I Made an AI Video of Myself at the World Cup — and My Friends Believed It

I couldn't afford World Cup tickets, so I built a free AI tool that puts your face in the stadium. The exact prompt method — and how my friends got fooled.

By Guillermo MoralesJune 25, 20269 min read

The short version

I couldn't afford to go to the World Cup, so I built a free tool that puts my face in the stadium instead. You upload one selfie, pick your team, a real 2026 host stadium, and a moment — lifting the trophy, sprinting onto the pitch, going candid in the stands — and it writes the long, structured AI video prompt that makes the clip look real, plus the two reference images you feed the video model. I made a few to prank my group chat. Some of my friends thought they were real. Then I launched it.

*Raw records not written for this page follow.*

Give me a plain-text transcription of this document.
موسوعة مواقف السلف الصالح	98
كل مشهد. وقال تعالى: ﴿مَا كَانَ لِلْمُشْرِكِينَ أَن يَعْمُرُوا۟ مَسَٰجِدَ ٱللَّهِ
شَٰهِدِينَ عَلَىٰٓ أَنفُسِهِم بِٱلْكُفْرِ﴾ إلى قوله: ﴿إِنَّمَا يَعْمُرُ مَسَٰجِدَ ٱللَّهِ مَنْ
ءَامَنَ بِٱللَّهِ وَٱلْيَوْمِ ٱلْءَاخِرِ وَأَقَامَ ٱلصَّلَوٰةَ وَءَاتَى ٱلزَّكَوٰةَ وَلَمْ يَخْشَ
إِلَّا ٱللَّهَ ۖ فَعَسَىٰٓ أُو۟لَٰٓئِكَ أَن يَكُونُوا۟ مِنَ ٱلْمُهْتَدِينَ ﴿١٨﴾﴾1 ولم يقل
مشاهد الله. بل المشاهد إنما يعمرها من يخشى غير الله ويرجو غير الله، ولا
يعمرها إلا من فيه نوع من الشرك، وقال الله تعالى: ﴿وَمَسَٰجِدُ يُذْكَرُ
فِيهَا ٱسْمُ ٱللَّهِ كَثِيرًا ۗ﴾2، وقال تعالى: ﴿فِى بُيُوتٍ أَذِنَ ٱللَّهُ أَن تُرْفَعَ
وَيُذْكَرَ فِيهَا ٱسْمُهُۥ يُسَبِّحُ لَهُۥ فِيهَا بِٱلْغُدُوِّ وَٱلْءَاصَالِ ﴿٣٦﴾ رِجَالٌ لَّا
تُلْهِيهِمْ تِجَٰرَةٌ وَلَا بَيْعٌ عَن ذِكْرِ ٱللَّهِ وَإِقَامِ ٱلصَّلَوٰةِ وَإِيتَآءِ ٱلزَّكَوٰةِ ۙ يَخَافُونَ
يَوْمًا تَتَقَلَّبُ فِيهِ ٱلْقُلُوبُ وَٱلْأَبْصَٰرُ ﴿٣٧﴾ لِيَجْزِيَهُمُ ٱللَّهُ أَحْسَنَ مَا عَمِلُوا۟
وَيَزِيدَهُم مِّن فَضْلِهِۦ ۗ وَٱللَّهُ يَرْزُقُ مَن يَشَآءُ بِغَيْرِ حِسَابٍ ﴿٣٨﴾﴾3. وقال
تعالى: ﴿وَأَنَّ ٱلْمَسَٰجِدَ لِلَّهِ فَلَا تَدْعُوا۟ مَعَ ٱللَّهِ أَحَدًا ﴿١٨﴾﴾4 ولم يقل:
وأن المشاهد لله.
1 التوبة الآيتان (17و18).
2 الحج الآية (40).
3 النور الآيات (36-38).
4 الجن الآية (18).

This is the story of how it works and how to make your own — the prompt, the stadium database, and the one starting image everything is built from. It's free and needs no signup; the rest of this post is what's happening under the hood so you can steer it.

I'd spent three months making AI videos for ad creatives

Before any of this was about football, it was my job. For about three months I'd been making AI UGC ads — short, face-driven clips of “real people” talking about a product — the same kind of thing I write about in turning photos into video. I ran the same shot through Kling, Veo, Runway and SeeDance over and over, and the lesson never changed: the model is almost never the bottleneck. The prompt is. A vague prompt gives you uncanny, plastic AI slop in any model; a long, specific, structured one gives you something a stranger scrolling past can't tell from a phone video.

That's the whole reason this tool exists. I already knew the exact shape of prompt that makes a face-driven clip believable — I just pointed it at a stadium instead of a product.

Then the World Cup came, and I couldn't afford to go

The 2026 World Cup landed on my doorstep — matches across the US, Canada and Mexico — and tickets, flights and hotels were never going to happen on my budget. Everyone in my group chat was posting where they'd be. I had nowhere to be. So instead of paying thousands to stand in a stadium, I spent an evening pointing my UGC-ad prompt formula at a photo of my own face and a photo of a stadium, to see if I could fake being there convincingly enough to wind up my friends.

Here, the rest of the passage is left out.